In vain—thy gates deny
All passage save to those who hence depart;
Nor to the streaming eye
Thou giv'st them back—nor to the broken heart.
In thy abysses hide
Beauty and excellence unknown—to thee
Earth's wonder and her pride
Are gathered, as the waters to the sea;
Labours of good to man,
Unpublished charity, unbroken faith,—
Love, that midst grief began,
And grew with years, and faltered not in death.
Full many a mighty name
Lurks in thy depths, unuttered, unrevered;
With thee are silent fame,
Forgotten arts, and wisdom disappeared.
Thine for a space are they—
Yet shalt thou yield thy treasures up at last;
Thy gates shall yet give way,
Thy bolts shall fall, inexorable Past!
All that of good and fair
Has gone into thy womb from earliest time,
Shall then come forth to wear
The glory and the beauty of its prime.
They have not perished—no!
Kind words, remembered voices once so sweet,
Smiles, radiant long ago,
And features, the great soul's apparent seat.
All shall come back, each tie
Of pure affection shall be knit again;
Alone shall Evil die,
And Sorrow dwell a prisoner in thy reign.
And then shall I behold
Him, by whose kind paternal side I sprung,
And her, who, still and cold,
Fills the next grave—the beautiful and young.
"UPON THE MOUNTAIN'S DISTANT HEAD."
Upon the mountain's distant head,
With trackless snows for ever white,
Where all is still, and cold, and dead,
Late shines the day's departing light.
But far below those icy rocks,
The vales, in summer bloom arrayed,
Woods full of birds, and fields of flocks,
Are dim with mist and dark with shade.
'Tis thus, from warm and kindly hearts,
And eyes where generous meanings burn,
Earliest the light of life departs,
But lingers with the cold and stern.
THE EVENING WIND.
Spirit that breathest through my lattice, thou
That cool'st the twilight of the sultry day,
Gratefully flows thy freshness round my brow:
Thou hast been out upon the deep at play,
Riding all day the wild blue waves till now,
Roughening their crests, and scattering high their spray
And swelling the white sail.

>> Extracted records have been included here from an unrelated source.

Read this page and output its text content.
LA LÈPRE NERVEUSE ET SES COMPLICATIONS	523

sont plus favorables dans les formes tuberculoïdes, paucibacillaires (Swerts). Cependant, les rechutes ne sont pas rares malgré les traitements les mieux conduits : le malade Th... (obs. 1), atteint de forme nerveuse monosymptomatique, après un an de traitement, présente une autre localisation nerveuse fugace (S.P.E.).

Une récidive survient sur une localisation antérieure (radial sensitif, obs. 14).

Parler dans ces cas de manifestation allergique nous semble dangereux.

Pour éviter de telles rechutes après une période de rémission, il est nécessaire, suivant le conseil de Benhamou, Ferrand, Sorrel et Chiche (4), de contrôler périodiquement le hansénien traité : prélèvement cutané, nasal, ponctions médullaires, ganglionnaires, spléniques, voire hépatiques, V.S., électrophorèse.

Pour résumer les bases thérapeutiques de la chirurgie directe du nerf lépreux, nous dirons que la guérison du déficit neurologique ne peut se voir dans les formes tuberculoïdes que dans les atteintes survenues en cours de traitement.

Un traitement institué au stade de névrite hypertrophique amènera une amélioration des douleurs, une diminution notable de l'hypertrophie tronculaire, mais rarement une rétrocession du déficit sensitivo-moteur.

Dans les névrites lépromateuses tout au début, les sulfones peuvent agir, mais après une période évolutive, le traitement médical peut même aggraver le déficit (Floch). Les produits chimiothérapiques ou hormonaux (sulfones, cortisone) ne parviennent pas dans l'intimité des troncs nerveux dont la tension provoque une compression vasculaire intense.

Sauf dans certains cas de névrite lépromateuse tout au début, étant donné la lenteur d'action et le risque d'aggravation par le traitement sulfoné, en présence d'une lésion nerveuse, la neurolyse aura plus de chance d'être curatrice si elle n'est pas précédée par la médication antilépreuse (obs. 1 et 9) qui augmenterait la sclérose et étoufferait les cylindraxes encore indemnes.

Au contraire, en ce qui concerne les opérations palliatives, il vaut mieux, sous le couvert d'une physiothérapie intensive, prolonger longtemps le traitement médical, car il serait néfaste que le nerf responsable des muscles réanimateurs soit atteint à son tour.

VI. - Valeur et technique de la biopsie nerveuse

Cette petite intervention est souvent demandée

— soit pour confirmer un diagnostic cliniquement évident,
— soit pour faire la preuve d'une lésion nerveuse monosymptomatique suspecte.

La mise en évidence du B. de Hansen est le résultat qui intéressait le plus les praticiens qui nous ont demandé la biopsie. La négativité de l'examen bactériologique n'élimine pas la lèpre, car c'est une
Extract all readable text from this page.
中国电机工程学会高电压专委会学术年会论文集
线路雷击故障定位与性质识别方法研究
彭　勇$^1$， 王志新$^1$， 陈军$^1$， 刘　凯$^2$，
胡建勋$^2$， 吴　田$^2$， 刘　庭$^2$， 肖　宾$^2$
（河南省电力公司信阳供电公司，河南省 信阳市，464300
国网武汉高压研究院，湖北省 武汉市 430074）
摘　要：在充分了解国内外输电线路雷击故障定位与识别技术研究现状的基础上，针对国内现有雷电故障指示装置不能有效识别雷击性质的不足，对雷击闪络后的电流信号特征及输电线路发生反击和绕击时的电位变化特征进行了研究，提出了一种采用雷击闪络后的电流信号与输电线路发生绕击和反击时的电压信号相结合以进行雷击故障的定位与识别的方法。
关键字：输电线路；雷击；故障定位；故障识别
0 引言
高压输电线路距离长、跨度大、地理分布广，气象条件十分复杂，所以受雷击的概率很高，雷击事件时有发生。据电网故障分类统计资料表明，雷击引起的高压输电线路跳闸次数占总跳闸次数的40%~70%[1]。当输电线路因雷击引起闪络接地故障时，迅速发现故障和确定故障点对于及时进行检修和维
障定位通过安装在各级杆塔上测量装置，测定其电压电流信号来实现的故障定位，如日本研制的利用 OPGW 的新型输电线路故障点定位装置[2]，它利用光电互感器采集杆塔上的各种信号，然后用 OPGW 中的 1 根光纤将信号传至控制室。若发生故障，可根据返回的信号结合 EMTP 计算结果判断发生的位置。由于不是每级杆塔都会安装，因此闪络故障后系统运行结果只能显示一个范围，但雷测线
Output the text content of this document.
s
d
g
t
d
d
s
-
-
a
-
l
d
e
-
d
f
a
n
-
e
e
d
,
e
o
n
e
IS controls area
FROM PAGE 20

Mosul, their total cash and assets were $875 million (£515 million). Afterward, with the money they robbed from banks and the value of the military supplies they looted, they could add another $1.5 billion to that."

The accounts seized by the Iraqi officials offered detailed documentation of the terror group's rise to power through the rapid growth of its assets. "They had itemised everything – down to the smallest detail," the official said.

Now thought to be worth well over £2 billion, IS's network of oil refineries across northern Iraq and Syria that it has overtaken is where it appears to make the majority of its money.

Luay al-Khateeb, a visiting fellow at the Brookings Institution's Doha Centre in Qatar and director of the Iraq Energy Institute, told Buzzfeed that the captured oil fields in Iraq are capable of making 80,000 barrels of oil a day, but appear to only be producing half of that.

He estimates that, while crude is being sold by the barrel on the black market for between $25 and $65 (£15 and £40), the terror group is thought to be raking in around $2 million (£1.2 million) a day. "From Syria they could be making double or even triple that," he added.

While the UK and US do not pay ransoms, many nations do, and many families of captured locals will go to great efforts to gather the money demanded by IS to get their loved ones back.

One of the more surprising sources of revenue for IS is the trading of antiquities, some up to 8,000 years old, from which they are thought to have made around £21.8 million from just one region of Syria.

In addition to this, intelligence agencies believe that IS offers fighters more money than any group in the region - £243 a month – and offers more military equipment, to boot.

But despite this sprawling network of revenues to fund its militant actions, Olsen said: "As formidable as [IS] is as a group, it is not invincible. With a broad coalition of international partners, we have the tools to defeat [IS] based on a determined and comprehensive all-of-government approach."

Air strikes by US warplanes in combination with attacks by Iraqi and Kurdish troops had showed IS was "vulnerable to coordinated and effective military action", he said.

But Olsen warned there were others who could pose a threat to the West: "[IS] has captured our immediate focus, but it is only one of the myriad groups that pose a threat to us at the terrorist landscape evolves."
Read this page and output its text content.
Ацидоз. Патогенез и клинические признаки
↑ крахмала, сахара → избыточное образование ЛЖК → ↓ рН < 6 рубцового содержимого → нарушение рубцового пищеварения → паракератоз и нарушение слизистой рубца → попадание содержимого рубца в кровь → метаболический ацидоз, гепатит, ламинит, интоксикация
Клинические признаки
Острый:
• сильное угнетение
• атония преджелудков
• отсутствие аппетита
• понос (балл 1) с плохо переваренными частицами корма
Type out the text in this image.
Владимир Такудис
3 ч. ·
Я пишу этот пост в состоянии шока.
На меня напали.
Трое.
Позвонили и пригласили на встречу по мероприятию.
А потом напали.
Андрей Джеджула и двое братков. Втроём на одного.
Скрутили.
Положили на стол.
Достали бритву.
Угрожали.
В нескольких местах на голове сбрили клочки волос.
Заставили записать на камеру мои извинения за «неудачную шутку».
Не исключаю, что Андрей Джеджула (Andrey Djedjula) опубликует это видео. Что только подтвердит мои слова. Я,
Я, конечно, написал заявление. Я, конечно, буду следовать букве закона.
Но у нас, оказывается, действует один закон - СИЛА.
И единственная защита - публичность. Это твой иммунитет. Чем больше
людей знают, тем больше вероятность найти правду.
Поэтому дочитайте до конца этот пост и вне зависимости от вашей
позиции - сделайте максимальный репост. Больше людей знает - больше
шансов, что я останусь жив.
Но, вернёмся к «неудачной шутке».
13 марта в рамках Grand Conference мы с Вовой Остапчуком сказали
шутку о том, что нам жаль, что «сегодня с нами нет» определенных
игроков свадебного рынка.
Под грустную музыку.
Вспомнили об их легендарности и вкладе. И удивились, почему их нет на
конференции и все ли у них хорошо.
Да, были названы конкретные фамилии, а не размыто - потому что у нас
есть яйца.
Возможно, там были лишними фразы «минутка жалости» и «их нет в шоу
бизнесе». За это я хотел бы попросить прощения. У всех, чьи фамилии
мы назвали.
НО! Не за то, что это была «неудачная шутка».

I welcome thee
To the scorched land, thou wanderer of the sea!
Nor I alone—a thousand bosoms round
Inhale thee in the fulness of delight;
And languid forms rise up, and pulses bound
Livelier, at coming of the wind of night;
And, languishing to hear thy grateful sound,
Lies the vast inland stretched beyond the sight.
Go forth into the gathering shade; go forth,
God's blessing breathed upon the fainting earth!
Go, rock the little wood-bird in his nest,
Curl the still waters, bright with stars, and rouse
The wide old wood from his majestic rest,
Summoning from the innumerable boughs
The strange, deep harmonies that haunt his breast:
Pleasant shall be thy way where meekly bows
The shutting flower, and darkling waters pass,
And where the o'ershadowing branches sweep the grass.
The faint old man shall lean his silver head
To feel thee; thou shalt kiss the child asleep,
And dry the moistened curls that overspread
His temples, while his breathing grows more deep:
And they who stand about the sick man's bed,
Shall joy to listen to thy distant sweep,
And softly part his curtains to allow
Thy visit, grateful to his burning brow.
Go—but the circle of eternal change,
Which is the life of nature, shall restore,
With sounds and scents from all thy mighty range
Thee to thy birthplace of the deep once more;
Sweet odours in the sea-air, sweet and strange,
cShall tell the home-sick mariner of the shore;
And, listening to thy murmur, he shall deem
He hears the rustling leaf and running stream.